# hi girls iam back



## lucky lodge (Oct 25, 2012)

hi everyone,,,its been so long since ive been on here and to think it was me and cassie that started mare stares chat board because we talked to much hahahahah...well my little babys are nearly 1tyrs old now....ill be putting dusty back in foal soon,,,did you all hear i lost my saffire my heart is still lost without her but i have her beautiful daughter ....ive sold my dog wash business and now have a spray tanning business and is doing great........took de-ago and lady to there first show de-ago got champion and lady got reserve champion....was pretty chuffed about that......so whats been happening on here all good i hope.......

cheers jenny

lady at her first show

she the one on the right


and little de-ago

sorry it wont let me put the only photo i have of de_ago up


----------



## countrymini (Oct 25, 2012)

yay, another aussie! lol. Love your 'lady', very nice


----------



## lucky lodge (Oct 25, 2012)

thanks



:yes



:yes


----------



## AnnaC (Oct 26, 2012)

Hi Jenny - great to hear from you again. Many congrats on the show successes - Lady looks fabulous, hurry up wth the pic of De-ago!

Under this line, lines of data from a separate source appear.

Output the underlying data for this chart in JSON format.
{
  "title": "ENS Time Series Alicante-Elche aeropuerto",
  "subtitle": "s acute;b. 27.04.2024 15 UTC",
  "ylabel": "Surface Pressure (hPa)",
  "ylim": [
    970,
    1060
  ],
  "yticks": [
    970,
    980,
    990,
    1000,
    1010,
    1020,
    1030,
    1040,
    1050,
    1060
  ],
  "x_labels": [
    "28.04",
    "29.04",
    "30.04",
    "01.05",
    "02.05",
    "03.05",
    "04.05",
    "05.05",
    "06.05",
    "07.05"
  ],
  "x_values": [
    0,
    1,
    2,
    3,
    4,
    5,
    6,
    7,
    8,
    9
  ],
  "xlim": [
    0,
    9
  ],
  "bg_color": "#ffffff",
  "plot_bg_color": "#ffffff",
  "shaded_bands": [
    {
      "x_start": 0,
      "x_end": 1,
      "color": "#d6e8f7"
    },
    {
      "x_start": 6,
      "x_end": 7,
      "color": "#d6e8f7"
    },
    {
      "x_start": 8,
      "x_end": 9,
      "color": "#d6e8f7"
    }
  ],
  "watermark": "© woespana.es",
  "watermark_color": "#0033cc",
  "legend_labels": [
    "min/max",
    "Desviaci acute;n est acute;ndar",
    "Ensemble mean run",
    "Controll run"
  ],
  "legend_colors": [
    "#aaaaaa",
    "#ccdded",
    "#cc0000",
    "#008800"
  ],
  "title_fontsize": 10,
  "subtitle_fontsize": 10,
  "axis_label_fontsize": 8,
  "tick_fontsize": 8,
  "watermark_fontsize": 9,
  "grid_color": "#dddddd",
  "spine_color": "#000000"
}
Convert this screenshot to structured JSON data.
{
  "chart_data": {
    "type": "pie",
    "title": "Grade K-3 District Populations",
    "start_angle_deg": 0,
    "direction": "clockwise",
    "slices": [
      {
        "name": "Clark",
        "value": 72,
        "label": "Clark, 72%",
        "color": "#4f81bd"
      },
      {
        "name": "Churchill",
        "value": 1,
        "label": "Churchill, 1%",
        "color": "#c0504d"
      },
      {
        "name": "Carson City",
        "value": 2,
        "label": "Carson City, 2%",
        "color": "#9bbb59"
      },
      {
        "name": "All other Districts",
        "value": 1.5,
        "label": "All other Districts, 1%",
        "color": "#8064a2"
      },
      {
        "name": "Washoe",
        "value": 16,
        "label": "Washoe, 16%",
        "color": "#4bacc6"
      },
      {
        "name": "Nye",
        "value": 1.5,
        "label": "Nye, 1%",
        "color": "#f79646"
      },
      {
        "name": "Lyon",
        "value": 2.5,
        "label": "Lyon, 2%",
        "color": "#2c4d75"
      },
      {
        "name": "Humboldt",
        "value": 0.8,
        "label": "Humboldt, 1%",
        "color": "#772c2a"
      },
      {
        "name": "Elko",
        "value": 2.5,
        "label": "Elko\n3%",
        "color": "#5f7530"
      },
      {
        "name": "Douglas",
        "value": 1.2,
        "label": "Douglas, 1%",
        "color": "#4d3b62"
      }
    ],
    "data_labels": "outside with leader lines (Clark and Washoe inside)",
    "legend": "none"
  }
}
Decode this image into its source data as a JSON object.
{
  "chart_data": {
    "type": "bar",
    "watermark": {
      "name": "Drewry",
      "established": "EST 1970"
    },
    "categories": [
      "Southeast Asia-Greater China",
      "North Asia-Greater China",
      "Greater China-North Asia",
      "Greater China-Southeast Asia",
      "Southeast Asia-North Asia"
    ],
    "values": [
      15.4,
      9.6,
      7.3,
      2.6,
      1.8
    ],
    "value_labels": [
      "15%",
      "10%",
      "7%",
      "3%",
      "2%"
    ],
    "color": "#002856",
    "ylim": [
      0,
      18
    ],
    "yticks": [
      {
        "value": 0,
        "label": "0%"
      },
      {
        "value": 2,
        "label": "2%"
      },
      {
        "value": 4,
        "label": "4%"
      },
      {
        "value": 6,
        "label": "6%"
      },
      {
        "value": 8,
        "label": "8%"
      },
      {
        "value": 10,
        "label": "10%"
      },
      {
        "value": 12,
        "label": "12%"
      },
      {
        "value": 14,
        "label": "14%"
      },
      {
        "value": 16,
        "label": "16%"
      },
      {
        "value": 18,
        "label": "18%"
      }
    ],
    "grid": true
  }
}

Who will you be breeding Dusty to?


----------



## lucky lodge (Oct 26, 2012)

hi ,,,willl put my lucky back over dusty

hoping for different colour lol


----------



## lucky lodge (Oct 26, 2012)

de-ago


----------



## AnnaC (Oct 26, 2012)

Still a very handsome little lad I see!!


----------



## cassie (Oct 28, 2012)

YAY Jenny is back! welcome back Jenny!

thats so exciting! babies for you next year woohoo!!! 

still trying to decide with my two LOL, I don't have much time left I know, I think I will probably leave it another year but I have to decide soon





congrats on the showing with Lady and De- ago thats brilliant! have you heard how your other little one is going with his owners? cutie little kid!


----------



## lucky lodge (Oct 29, 2012)

thanks every one



:yes



:yes


----------



## All Decked Out Mini Farm (Oct 29, 2012)

Welcome back Jenny! Glad you had fun at the show!



Love your little De-ago!


----------